Case in point: Two renters in a southern city organized a tenant union for the purpose of expelling a property management company with a history of mistreating its tenants. They achieved their goal when residents en masse attended a city council committee hearing, told stories of the company’s egregious behavior, and pushed for termination of the city’s contract with the company.

That infuriated the housing director, who proceeded to “treat our residents in public the way she treats them in private meetings,” a tenant union spokesperson said. The plan worked: The city’s contract with the management company was canceled four days after the meeting.

“It is often the knee-jerk reaction to assume that fundamental change has to come from the top,” said Jamila Michener, associate professor in the Department of Government in the College of Arts and Sciences and senior associate dean of public engagement in the Cornell Jeb E. Brooks School of Public Policy.

“And to see how people were changing their own lives,” Michener said, “and doing it through organizing, is just inspiring.”

Michener, who has spent years researching tenant organizing, asserts that tenants acting collectively can wield power in Racism, Power, And Health Equity: The Case Of Tenant Organizing,” which published Oct. 2 in Health Affairs.

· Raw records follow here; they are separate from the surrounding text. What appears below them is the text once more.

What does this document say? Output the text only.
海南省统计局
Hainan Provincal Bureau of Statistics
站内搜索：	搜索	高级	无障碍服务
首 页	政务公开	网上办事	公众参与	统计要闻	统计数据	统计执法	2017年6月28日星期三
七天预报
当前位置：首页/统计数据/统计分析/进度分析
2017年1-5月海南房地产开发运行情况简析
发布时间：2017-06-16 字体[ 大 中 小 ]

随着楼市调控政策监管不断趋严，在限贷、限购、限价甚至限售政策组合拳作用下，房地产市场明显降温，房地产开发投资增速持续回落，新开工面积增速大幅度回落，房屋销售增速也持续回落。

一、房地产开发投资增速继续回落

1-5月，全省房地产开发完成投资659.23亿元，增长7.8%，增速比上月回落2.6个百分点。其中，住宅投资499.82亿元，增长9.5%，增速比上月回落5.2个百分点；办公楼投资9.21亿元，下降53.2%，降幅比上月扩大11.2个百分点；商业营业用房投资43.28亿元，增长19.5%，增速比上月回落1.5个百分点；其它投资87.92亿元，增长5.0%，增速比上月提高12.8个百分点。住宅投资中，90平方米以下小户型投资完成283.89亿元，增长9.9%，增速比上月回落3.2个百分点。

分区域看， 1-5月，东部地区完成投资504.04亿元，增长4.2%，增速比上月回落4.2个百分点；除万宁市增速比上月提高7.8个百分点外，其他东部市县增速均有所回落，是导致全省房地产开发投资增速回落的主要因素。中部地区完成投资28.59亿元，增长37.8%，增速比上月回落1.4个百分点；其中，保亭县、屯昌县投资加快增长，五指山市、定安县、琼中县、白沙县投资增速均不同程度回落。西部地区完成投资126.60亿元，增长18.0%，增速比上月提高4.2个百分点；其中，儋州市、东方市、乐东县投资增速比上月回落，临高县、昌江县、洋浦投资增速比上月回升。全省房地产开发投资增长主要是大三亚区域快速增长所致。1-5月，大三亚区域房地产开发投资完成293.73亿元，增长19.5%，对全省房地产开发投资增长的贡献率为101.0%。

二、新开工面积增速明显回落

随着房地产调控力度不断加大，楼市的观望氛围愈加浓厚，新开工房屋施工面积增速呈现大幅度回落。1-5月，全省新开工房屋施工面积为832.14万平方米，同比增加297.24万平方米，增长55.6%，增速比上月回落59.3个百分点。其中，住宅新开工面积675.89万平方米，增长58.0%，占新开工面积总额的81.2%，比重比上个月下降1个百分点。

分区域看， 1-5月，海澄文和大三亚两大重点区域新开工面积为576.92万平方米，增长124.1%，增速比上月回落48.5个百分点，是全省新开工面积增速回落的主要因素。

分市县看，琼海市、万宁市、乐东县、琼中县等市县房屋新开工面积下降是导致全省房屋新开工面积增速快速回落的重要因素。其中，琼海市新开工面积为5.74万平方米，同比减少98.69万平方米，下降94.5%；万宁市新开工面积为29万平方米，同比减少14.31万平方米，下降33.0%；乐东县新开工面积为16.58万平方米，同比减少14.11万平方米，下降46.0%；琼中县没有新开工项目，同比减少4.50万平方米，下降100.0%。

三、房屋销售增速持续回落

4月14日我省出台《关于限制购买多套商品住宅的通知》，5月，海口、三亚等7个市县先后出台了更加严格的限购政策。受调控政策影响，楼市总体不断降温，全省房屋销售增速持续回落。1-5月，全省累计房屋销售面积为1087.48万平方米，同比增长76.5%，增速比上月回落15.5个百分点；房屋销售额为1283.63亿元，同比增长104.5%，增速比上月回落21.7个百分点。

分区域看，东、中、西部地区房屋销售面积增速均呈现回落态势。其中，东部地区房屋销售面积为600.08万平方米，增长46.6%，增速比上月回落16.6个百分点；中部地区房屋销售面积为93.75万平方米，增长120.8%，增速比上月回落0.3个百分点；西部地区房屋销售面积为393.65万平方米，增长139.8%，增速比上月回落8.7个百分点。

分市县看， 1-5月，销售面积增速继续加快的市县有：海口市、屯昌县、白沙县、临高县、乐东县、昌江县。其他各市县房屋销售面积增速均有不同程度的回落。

In her paper, Michener – recently named the inaugural director of Cornell’s Center for Racial Justice and Equitable Futures – examines health through the lens of housing, and demonstrates how people within racially and economically marginalized communities can, through organizing, build political power in response to poor and dangerous living conditions.

“It can feel like these families are so helpless and we need government agencies and political leaders to intervene in order for anything to be changed,” Michener said. “That’s not untrue, but one thing that was striking to me was that tenants, when they work collectively, can actually get an immediate resolution to a direct problem.”

Michener’s research is at the intersection of health, housing and politics – which are all related, she said.

“Housing and health are what I call ‘least common denominators,’” she said. “Because if we don’t have someplace to live that doesn't make us sick, there’s very little else that we can sustain.”

While sitting in on housing court proceedings several years ago, conducting research on civil legal inequality, Michener’s interest in the power of tenant organizing was piqued.

She had spent weeks watching well-lawyered landlords win case after case over tenants – overwhelmingly people of color. One day outside of a New York City courtroom, she came across a tenant organization that had set up a table in the hallway.

They were handing out information and inviting people to come and learn more about how they could fight for their rights,” Michener said. “They’re coming into these places where people are experiencing a lot of pain and injustice, and they’re trying to turn that pain into power. And I was intrigued by that.”

Michener interviewed 79 tenants for her research, which appears in Health Affairs’ October issue, dedicated to “Tackling Structural Racism in Health.” Michener is also scheduled to participate in Health Affairs’ online panel discussion devoted to racism and health, on Oct. 3.

She chose tenants across two critical dimensions: geography and race. Interviewees hailed from 25 states, from large metro areas and rural farm country. Interviewees were 50% white, 40% Black, 6% Asian, 3% Latino and 1% mixed race.

Michener used information gleaned from the interviewees to illustrate that it’s possible for organized tenants to wield power in ways that help advance health equity in the face of structural racism.

“One of the things I’ve really enjoyed about studying tenant organizing is that it helps me to see the way that people are pushing back against otherwise daunting systems,” said Michener, the author of “Fragmented Democracy: Medicaid, Federalism, and Unequal Politics,” winner of the 2019 Virginia Gray Best Book Award from the American Political Science Association.

“It gives me hope,” she said. “When you focus on how people can build and exercise power, that’s part of the path to solutions.”

Michener is also co-director of the Cornell Center for Health Equity; co-director of the Politics of Race, Immigration, Class and Ethnicity​ initiative; board chair of the Cornell Prison Education Program; and a member of the Action Research Collaborative.